想趁机贴过来的男人,尝试失败,看清差距,只能脸色变了又变地走开。
时舒微偏过头,在那层浮在半空中的雾蓝色光雾下。
这双多情眼惹目,却是最危险的薄情。
他是个会让同性只看一眼,就知难而退的男人。
从少年那会起,就已经足够是。
“小时老师,你答应当别人舞伴的时候,看来不怎么专心。”
“还有闲心看别的男人。”
“没看。”
时舒心想,她明明是被吓到。
头顶雾蓝色的迷离灯光,在舞池落下暧.昧又迷乱的光斑。
盛冬迟觑她:“当时知道换了舞伴,你是不是在心里偷乐呢。”
陌生又刺.激的环境,融化人心底的防御底线,时舒难得讲了句真话:“盛大校草,你大概永远都不会明白。
“被抽签选中做你的舞伴,到底是件有多招摇的事情。”
就像他从来就不在意自己,有多惹眼,有多肆意又张扬。
她永远没有他那种豁达坦然的天性,相较夺目又刺眼的烈阳,心底总是安放着处墙角青苔,所以会很在意。
这个话题没能继续。
时舒终于想起关键:“我不会跳。

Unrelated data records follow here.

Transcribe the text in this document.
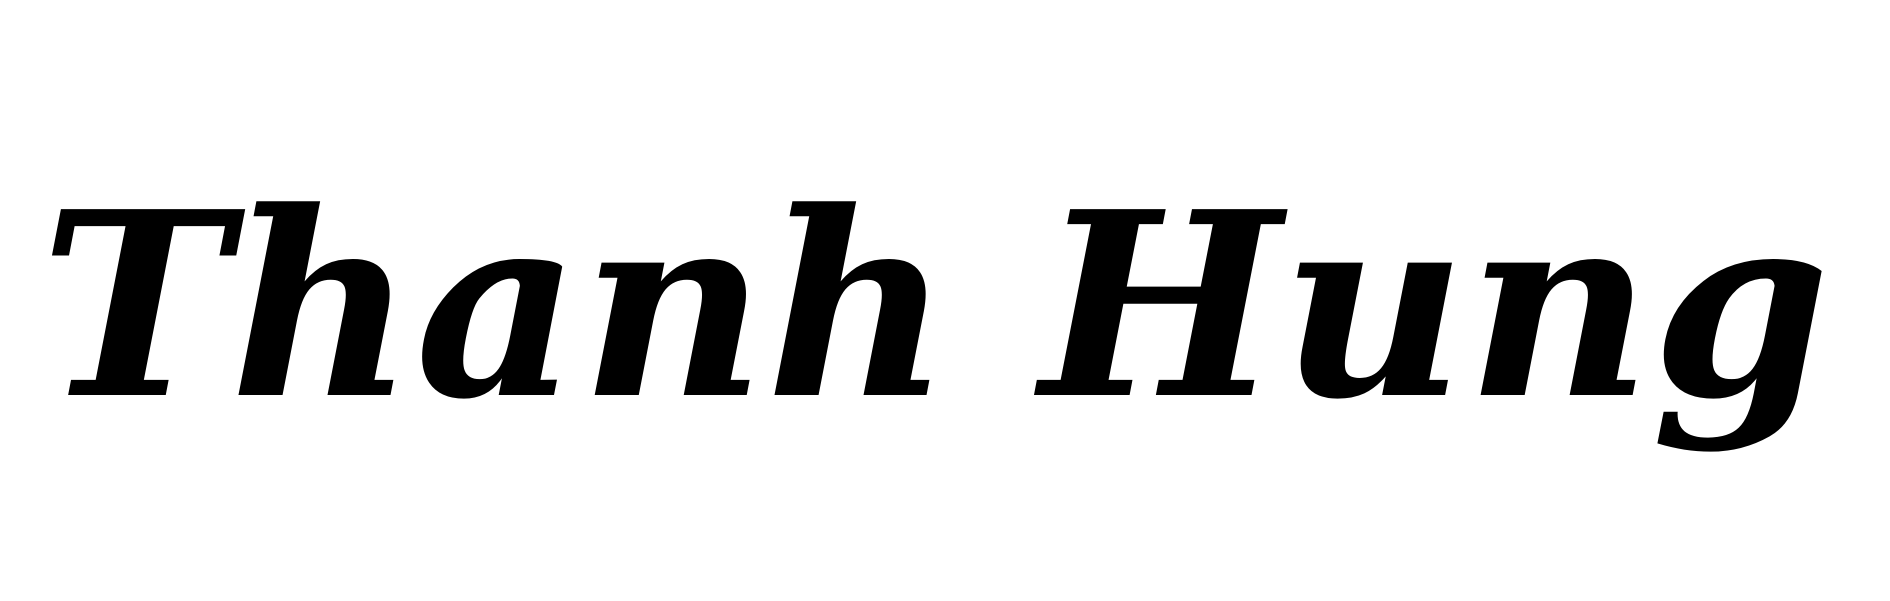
Thanh Hung
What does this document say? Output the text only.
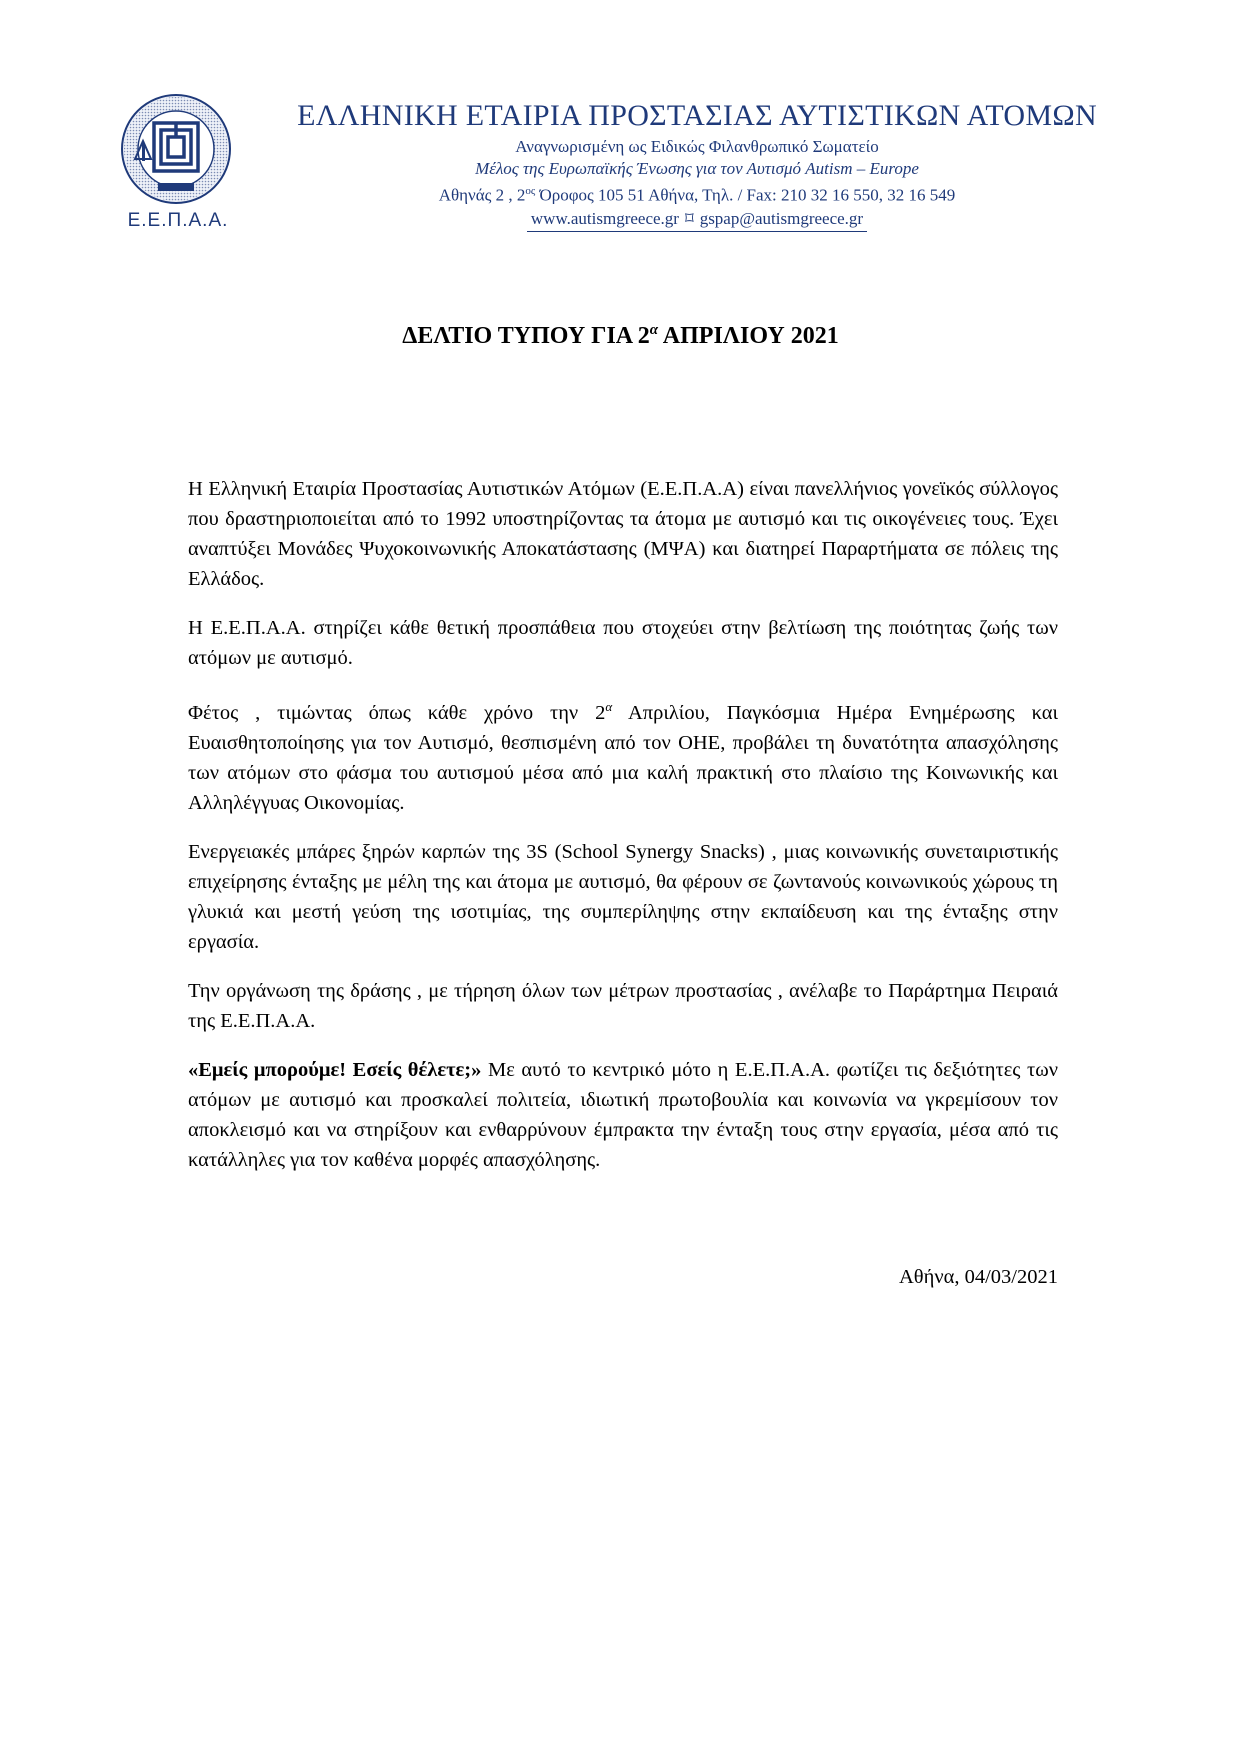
Ε.Ε.Π.Α.Α.
ΕΛΛΗΝΙΚΗ ΕΤΑΙΡΙΑ ΠΡΟΣΤΑΣΙΑΣ ΑΥΤΙΣΤΙΚΩΝ ΑΤΟΜΩΝ
Αναγνωρισμένη ως Ειδικώς Φιλανθρωπικό Σωματείο
Μέλος της Ευρωπαϊκής Ένωσης για τον Αυτισμό Autism – Europe
Αθηνάς 2 , $2^{o\varsigma}$ Όροφος 105 51 Αθήνα, Τηλ. / Fax: 210 32 16 550, 32 16 549
www.autismgreece.gr ⌑ gspap@autismgreece.gr
ΔΕΛΤΙΟ ΤΥΠΟΥ ΓΙΑ $2^\alpha$ ΑΠΡΙΛΙΟΥ 2021

Η Ελληνική Εταιρία Προστασίας Αυτιστικών Ατόμων (Ε.Ε.Π.Α.Α) είναι πανελλήνιος γονεϊκός σύλλογος που δραστηριοποιείται από το 1992 υποστηρίζοντας τα άτομα με αυτισμό και τις οικογένειες τους. Έχει αναπτύξει Μονάδες Ψυχοκοινωνικής Αποκατάστασης (ΜΨΑ) και διατηρεί Παραρτήματα σε πόλεις της Ελλάδος.

Η Ε.Ε.Π.Α.Α. στηρίζει κάθε θετική προσπάθεια που στοχεύει στην βελτίωση της ποιότητας ζωής των ατόμων με αυτισμό.

Φέτος , τιμώντας όπως κάθε χρόνο την $2^\alpha$ Απριλίου, Παγκόσμια Ημέρα Ενημέρωσης και Ευαισθητοποίησης για τον Αυτισμό, θεσπισμένη από τον ΟΗΕ, προβάλει τη δυνατότητα απασχόλησης των ατόμων στο φάσμα του αυτισμού μέσα από μια καλή πρακτική στο πλαίσιο της Κοινωνικής και Αλληλέγγυας Οικονομίας.

Ενεργειακές μπάρες ξηρών καρπών της 3S (School Synergy Snacks) , μιας κοινωνικής συνεταιριστικής επιχείρησης ένταξης με μέλη της και άτομα με αυτισμό, θα φέρουν σε ζωντανούς κοινωνικούς χώρους τη γλυκιά και μεστή γεύση της ισοτιμίας, της συμπερίληψης στην εκπαίδευση και της ένταξης στην εργασία.

Την οργάνωση της δράσης , με τήρηση όλων των μέτρων προστασίας , ανέλαβε το Παράρτημα Πειραιά της Ε.Ε.Π.Α.Α.

«Εμείς μπορούμε! Εσείς θέλετε;» Με αυτό το κεντρικό μότο η Ε.Ε.Π.Α.Α. φωτίζει τις δεξιότητες των ατόμων με αυτισμό και προσκαλεί πολιτεία, ιδιωτική πρωτοβουλία και κοινωνία να γκρεμίσουν τον αποκλεισμό και να στηρίξουν και ενθαρρύνουν έμπρακτα την ένταξη τους στην εργασία, μέσα από τις κατάλληλες για τον καθένα μορφές απασχόλησης.

Αθήνα, 04/03/2021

”
“会不会,和想不想,是两回事儿。”
时舒反唇问:“有信心教会我吗?”
盛冬迟说:“有求必应。”
多情的眼眸,像对直晃晃的勾子。
就在分神,时舒又被醉醺醺的人撞到,就要踩歪,被及时捞了把。
舞池里女人和男人两副身躯紧贴,纤白与劲实,混乱的鼻息,橙子汁的香甜和鸡尾酒的烈性,似冰淬了火。
城市的深夜,酒吧舞池里形形色色的人,陌生的人和关系,脱去了群居动物的表皮,所有人变得放纵又混乱。
痞帅的浓颜,自然浅棕色的瞳孔,在灯光下极其攻击性,他太惹眼,有伴,都挡不住疯狂飞来的媚眼和炙.烈目光。